Fast forward to the present day, and the closest Mansell gets to seagoing vessels are the small fishing boats in the harbour at Lyme Regis. The Dorset town is home to her first permanent restaurant, the 32-cover Robin Wylde, which she has funded herself following a successful pop-up of the same name, using the money she made at sea.
Mansell's Robin Wylde restaurant in Lyme Regis, England.
Offering a nine-course, regularly-changing tasting menu, and with a strong focus on local producers, the restaurant is as English seaside/countryside as its Brontë-esque name suggests. Think celeriac with hazelnut, cured egg yolk and Dorset truffle; baked river Teign oyster with wild garlic and apple; and seafood martinis to kick things off.
“I buy directly from the fishermen, the quality’s insane,” she says. “People, producers and farmers care so much about the land, it's a real labour of love – again, I buy from them directly. And beyond that, the wild produce is just so readily available and abundant. There are so many great varieties of seaweed and sea herb. Just a bloody good area, I have to say.”
Not everyone shares her hyper-local ethos, however. After discovering that the landlord of the local pub catches line-caught sea bass she offered to buy from him, only to be rebuffed. It turns out he makes a lot more money selling to restaurants in Dubai. And during a recent appearance on the Great British Menu, when chefs were being encouraged to shine a light on regional food, Mansell was surprised to find many were still using ingredients from the other side of the world. “I can't compute why you would do that because there's so much here,” she says. “I love the idea of going down the rabbit hole of British cuisine and pushing it to whatever we can.”

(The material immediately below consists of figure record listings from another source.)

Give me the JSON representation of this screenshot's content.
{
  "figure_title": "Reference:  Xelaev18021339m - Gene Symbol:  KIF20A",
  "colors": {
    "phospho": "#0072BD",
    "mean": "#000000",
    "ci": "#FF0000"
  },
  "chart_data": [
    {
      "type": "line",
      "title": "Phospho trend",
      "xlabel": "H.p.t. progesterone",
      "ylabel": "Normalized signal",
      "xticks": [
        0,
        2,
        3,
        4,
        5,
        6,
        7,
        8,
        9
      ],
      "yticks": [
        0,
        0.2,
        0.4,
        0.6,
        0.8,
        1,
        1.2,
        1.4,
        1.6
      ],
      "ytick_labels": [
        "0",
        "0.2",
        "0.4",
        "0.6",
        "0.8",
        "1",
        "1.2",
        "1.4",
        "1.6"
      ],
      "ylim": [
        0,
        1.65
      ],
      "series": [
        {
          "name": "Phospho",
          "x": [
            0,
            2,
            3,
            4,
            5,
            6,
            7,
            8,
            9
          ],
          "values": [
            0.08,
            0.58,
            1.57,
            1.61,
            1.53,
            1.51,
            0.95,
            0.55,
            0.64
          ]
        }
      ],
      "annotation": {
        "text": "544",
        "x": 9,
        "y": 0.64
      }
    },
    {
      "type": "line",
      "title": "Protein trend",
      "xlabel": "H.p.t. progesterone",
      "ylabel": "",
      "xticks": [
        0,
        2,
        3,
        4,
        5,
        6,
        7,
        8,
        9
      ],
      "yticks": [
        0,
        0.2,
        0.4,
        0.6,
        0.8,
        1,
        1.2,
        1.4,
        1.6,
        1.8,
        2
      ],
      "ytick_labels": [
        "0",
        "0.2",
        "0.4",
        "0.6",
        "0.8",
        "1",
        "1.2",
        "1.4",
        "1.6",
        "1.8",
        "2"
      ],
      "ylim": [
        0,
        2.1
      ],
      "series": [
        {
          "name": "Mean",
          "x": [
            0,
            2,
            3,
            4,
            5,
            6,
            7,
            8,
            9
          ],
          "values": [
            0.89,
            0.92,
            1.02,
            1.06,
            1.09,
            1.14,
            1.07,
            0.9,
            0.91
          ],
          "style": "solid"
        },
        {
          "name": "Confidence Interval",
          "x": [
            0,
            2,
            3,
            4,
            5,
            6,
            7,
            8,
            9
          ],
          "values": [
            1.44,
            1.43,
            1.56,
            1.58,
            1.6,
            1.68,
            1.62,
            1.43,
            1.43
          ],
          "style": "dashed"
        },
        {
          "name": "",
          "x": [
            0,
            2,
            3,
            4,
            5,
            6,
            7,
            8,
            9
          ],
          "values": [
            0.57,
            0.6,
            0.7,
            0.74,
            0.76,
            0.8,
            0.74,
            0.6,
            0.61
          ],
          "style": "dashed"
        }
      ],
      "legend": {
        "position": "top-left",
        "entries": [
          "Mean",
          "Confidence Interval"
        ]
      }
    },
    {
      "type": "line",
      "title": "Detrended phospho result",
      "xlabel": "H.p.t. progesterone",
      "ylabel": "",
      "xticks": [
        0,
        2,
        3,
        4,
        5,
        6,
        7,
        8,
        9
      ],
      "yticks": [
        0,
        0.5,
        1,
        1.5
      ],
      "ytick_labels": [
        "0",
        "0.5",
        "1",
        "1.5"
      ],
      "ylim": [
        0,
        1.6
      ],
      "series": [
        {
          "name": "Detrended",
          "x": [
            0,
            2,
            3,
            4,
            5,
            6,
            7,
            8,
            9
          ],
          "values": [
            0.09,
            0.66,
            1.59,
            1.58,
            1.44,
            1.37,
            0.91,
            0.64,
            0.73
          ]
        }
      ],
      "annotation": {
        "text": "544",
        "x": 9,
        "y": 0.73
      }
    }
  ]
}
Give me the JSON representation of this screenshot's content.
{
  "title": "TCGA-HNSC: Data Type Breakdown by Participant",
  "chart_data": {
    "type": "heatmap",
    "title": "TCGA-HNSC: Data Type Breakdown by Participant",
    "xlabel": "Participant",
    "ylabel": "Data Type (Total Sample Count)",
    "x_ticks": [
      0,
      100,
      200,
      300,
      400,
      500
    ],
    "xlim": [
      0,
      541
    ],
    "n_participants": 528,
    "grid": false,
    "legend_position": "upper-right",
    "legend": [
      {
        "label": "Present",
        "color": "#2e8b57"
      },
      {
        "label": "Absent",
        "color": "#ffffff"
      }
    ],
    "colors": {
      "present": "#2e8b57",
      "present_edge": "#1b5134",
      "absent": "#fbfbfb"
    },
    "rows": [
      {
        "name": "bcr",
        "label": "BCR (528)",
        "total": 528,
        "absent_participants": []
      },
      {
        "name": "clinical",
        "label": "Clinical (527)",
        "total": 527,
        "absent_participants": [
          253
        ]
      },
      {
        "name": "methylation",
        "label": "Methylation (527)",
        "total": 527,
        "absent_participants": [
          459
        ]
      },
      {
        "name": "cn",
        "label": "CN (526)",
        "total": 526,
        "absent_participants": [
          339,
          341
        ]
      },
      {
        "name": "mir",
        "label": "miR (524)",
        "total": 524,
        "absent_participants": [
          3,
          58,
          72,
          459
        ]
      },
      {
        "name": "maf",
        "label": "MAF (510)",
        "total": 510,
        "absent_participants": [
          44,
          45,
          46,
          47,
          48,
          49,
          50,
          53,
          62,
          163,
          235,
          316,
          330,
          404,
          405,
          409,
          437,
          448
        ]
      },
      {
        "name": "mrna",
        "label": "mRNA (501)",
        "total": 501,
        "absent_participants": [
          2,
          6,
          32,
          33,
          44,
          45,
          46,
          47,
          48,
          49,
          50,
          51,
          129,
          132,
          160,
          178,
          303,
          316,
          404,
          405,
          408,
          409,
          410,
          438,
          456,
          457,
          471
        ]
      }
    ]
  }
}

"On a yacht, you are essentially trapped with the same few people with no respite."
Mansell says her time at sea shaped her into a highly organised and adaptable chef, able to work in confined spaces, and incredibly quick at prep. It’s all put her in good stead for opening a tiny restaurant with just three in the kitchen. “When you are on land, things are a bit more simple. The floor doesn't move, things don't fall on your head, you can access shops for ingredients or order deliveries with ease,” she says. “Plus, you have breathing space. On a yacht, you are essentially trapped with the same few people with no respite; you work very long hours, and are on call 24/7. Life on land in kitchens can seem a bit of a breeze in comparison.”
But life as a restaurant owner in England at the moment is far from breezy. At the time of writing, the UK is under another total lockdown due to the pandemic. It’s been stop-start since Robin Wylde opened in October, and Mansell is going to need all her resilience and adaptability to get through it. To weather this storm, she’s going to have to get her sea legs all over again.